I thought this was a little amusing, but I didn't bother too much to explain my business to him. I told him it could be I was going to winter here and stay longer than I thought; from the way he was talking, I might just as well saddle up my horse and go into town this evening late and kinda get acquainted with the people—if I was going to be a native there. He thought that was funny, but he told me I might be more settled there than I thought I was, if I was going to stay there until I caught those mules.

Finally he guessed he had something else to do besides talk to a man who didn't know when he couldn't catch mules, and he believed he would go on his way. We shook hands, and I told him to come back to see me—that I might be there for some time yet.

After he was gone, I saddled up a nice brown horse that was quite a road horse. He wasn't a very big horse, but he carried himself nice and had a fox trot that slipped over the ground. I just thought I'd ride him up to this
Santo and look around. Santo was kind of a pretty little town, had a few stores and a bank. I visited around and found a place to eat supper. Some of the natives were sitting around talking, and I got into conversation.

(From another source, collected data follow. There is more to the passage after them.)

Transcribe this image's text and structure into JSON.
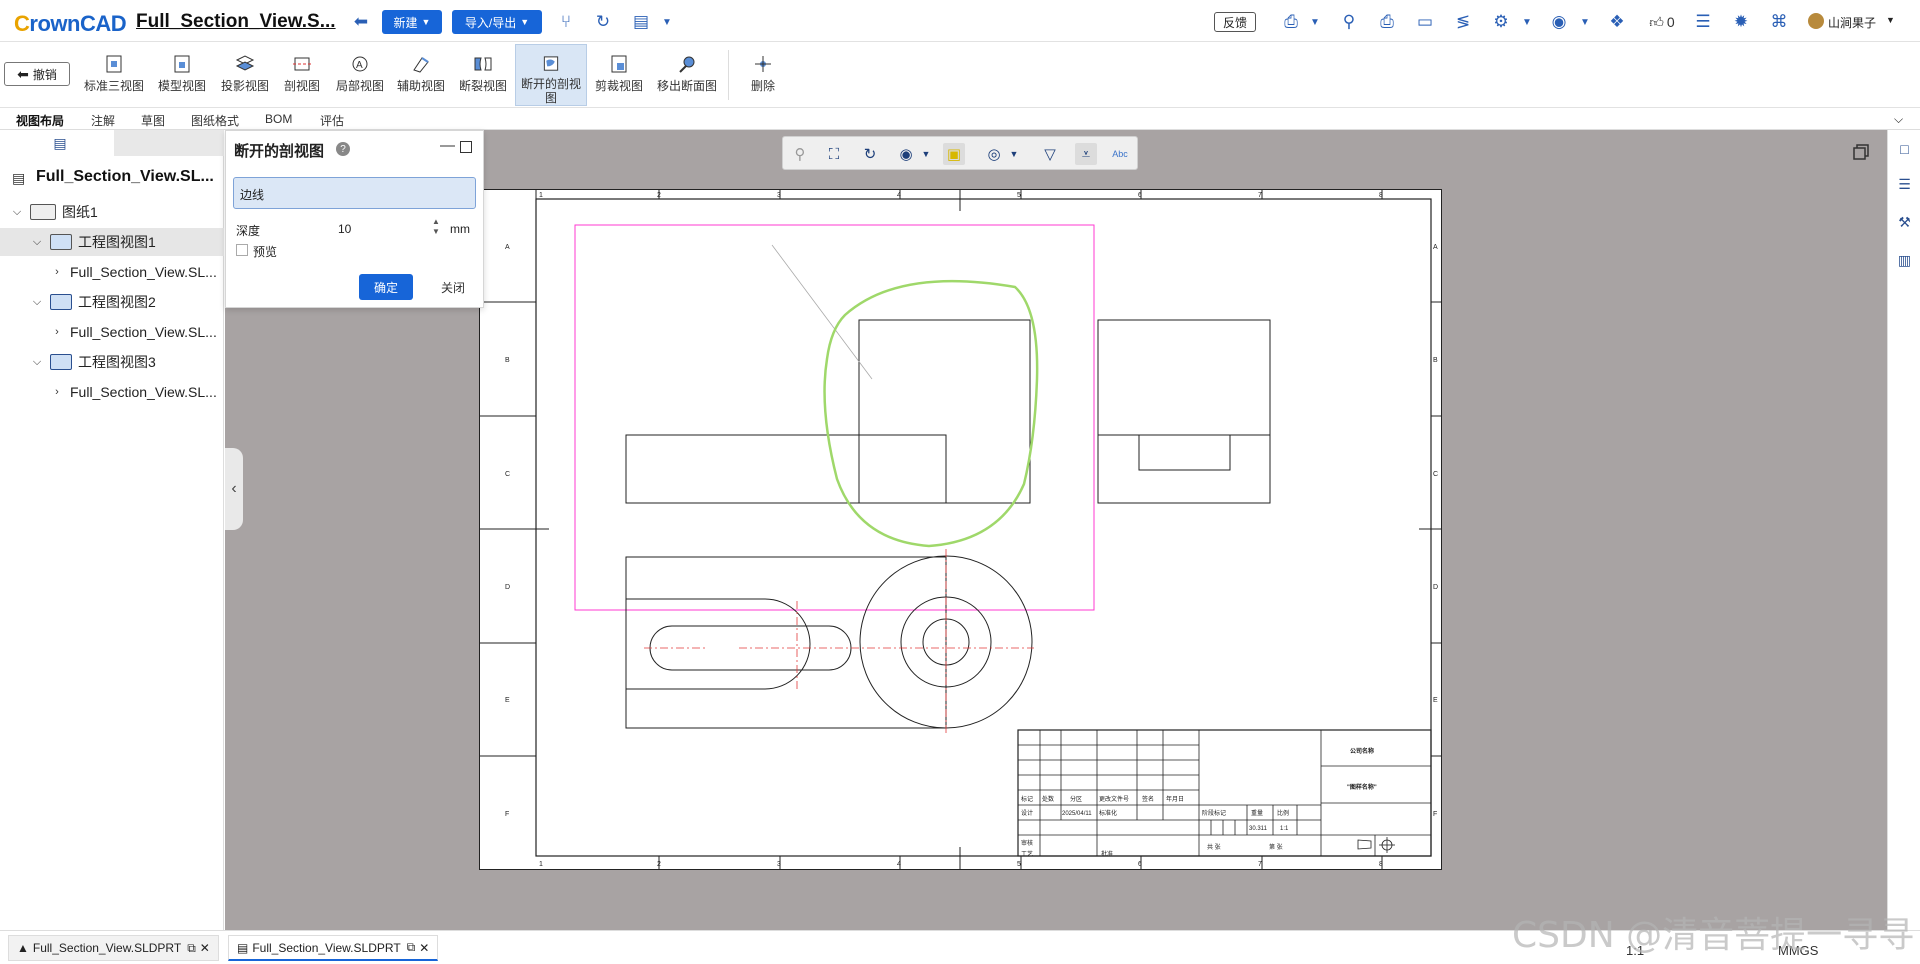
{
  "app": {
    "logo_prefix": "C",
    "logo_rest": "rownCAD",
    "doc_title": "Full_Section_View.S..."
  },
  "topbar": {
    "new_label": "新建",
    "import_export_label": "导入/导出",
    "feedback_label": "反馈",
    "like_count": "0",
    "user_name": "山涧果子"
  },
  "ribbon": {
    "undo_label": "撤销",
    "buttons": [
      {
        "label": "标准三视图"
      },
      {
        "label": "模型视图"
      },
      {
        "label": "投影视图"
      },
      {
        "label": "剖视图"
      },
      {
        "label": "局部视图"
      },
      {
        "label": "辅助视图"
      },
      {
        "label": "断裂视图"
      },
      {
        "label": "断开的剖视图",
        "active": true
      },
      {
        "label": "剪裁视图"
      },
      {
        "label": "移出断面图"
      },
      {
        "label": "删除"
      }
    ]
  },
  "tabs": [
    "视图布局",
    "注解",
    "草图",
    "图纸格式",
    "BOM",
    "评估"
  ],
  "tree": {
    "root": "Full_Section_View.SL...",
    "sheet": "图纸1",
    "views": [
      {
        "label": "工程图视图1",
        "child": "Full_Section_View.SL..."
      },
      {
        "label": "工程图视图2",
        "child": "Full_Section_View.SL..."
      },
      {
        "label": "工程图视图3",
        "child": "Full_Section_View.SL..."
      }
    ]
  },
  "dialog": {
    "title": "断开的剖视图",
    "help": "?",
    "edge_field": "边线",
    "depth_label": "深度",
    "depth_value": "10",
    "depth_unit": "mm",
    "preview_label": "预览",
    "ok_label": "确定",
    "close_label": "关闭"
  },
  "sheet": {
    "col_labels": [
      "1",
      "2",
      "3",
      "4",
      "5",
      "6",
      "7",
      "8"
    ],
    "row_labels": [
      "A",
      "B",
      "C",
      "D",
      "E",
      "F"
    ],
    "title_block": {
      "company": "公司名称",
      "drawing_name": "\"图样名称\"",
      "row_headers": [
        "标记",
        "处数",
        "分区",
        "更改文件号",
        "签名",
        "年月日"
      ],
      "left_labels": [
        "设计",
        "审核",
        "工艺"
      ],
      "date": "2025/04/11",
      "std": "标准化",
      "batch": "批准",
      "stage": "阶段标记",
      "weight": "重量",
      "ratio": "比例",
      "weight_value": "30.311",
      "ratio_value": "1:1",
      "sheets_total": "共 张",
      "sheet_no": "第 张"
    }
  },
  "bottombar": {
    "doc_tabs": [
      "Full_Section_View.SLDPRT",
      "Full_Section_View.SLDPRT"
    ],
    "scale": "1:1",
    "units": "MMGS"
  },
  "watermark": "CSDN @清音菩提一寻寻",
  "colors": {
    "accent": "#1765d8",
    "canvas_bg": "#a8a3a3",
    "spline": "#9fd86a",
    "boundary": "#ff3ad0",
    "centerline": "#e23a3a"
  }
}
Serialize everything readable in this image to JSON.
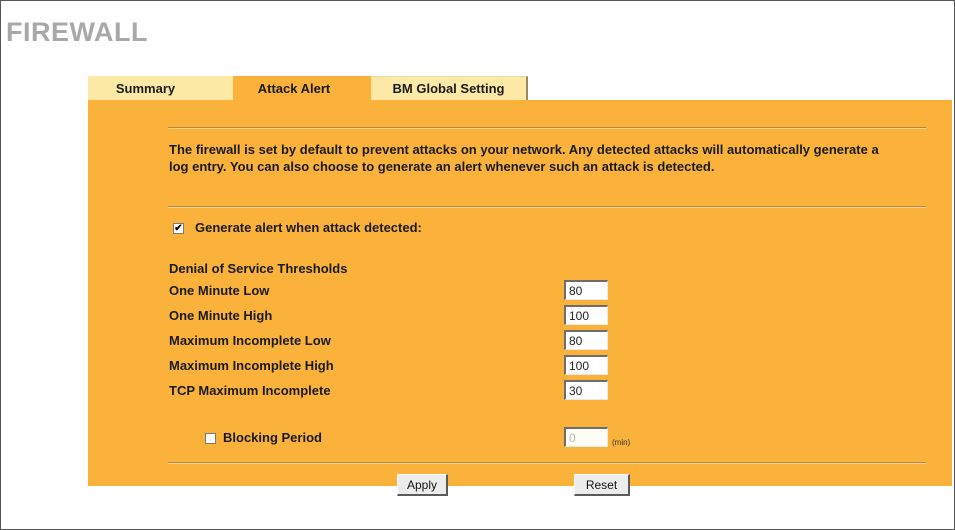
{
  "page": {
    "title": "FIREWALL"
  },
  "tabs": [
    {
      "label": "Summary",
      "active": false
    },
    {
      "label": "Attack Alert",
      "active": true
    },
    {
      "label": "BM Global Setting",
      "active": false
    }
  ],
  "intro_text": "The firewall is set by default to prevent attacks on your network. Any detected attacks will automatically generate a log entry. You can also choose to generate an alert whenever such an attack is detected.",
  "generate_alert": {
    "label": "Generate alert when attack detected:",
    "checked": true,
    "check_glyph": "✔"
  },
  "dos": {
    "heading": "Denial of Service Thresholds",
    "rows": [
      {
        "label": "One Minute Low",
        "value": "80"
      },
      {
        "label": "One Minute High",
        "value": "100"
      },
      {
        "label": "Maximum Incomplete Low",
        "value": "80"
      },
      {
        "label": "Maximum Incomplete High",
        "value": "100"
      },
      {
        "label": "TCP Maximum Incomplete",
        "value": "30"
      }
    ],
    "blocking": {
      "label": "Blocking Period",
      "checked": false,
      "value": "0",
      "unit": "(min)"
    }
  },
  "buttons": {
    "apply": "Apply",
    "reset": "Reset"
  },
  "colors": {
    "panel": "#fbb23a",
    "tab_inactive": "#fde9a6",
    "title": "#a8a8a8"
  }
}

They finally found out what I was doing there—I wasn't too secretive about it. Didn't any of them want a job helping me, and they talked about how many and who-all had run at those mules. They said Mr. Cox was a fine man, but he was a good business man and a good trader and it could be I was cheated. I told them that wouldn't be a new experience, but that I was going to wait a while before I decided it was a fact.

I rode back to camp that night kinda late, fed my saddle horse, turned him loose, and went to bed. This was getting to be a pretty permanent camp. I had a nice way to build a fire, on a big flat rock just south of my wagon a little piece. It wasn't far to the creek where I was getting good fresh spring water. I was sure getting along all right, and I got to thinking it might not be too painful to spend the winter there in case I didn't catch these mules—like people thought might happen.

Next morning I got up, got out of the wagon, walked around and shook a feed bucket, stepped on the wagon tongue and shook the doubletree and the singletrees—made a few noises. Old Beauty nickered at me from across the creek and came trotting over. She ran up and stuck her nose in my face. I rubbed her and visited her and we talked. She was sure enjoying that good mesquite grass and mesquite beans. She shook her head and looked around in the wagon and acted like I was a little slow serving breakfast. Instead of feeding her at the wagon like I've done lots of times, I walked on out to the rock
corral and went around to the north side where the gate was. I shook the bucket and went in and poured out some feed and hollered and squalled and talked around. She nickered a couple of times and threw her head up, and I knew the rest of them were coming in. This time the big work mares were in front, my saddle horses were behind, and the mules were all just kind of mixed up among them. I left the corral real fast—got out of the way.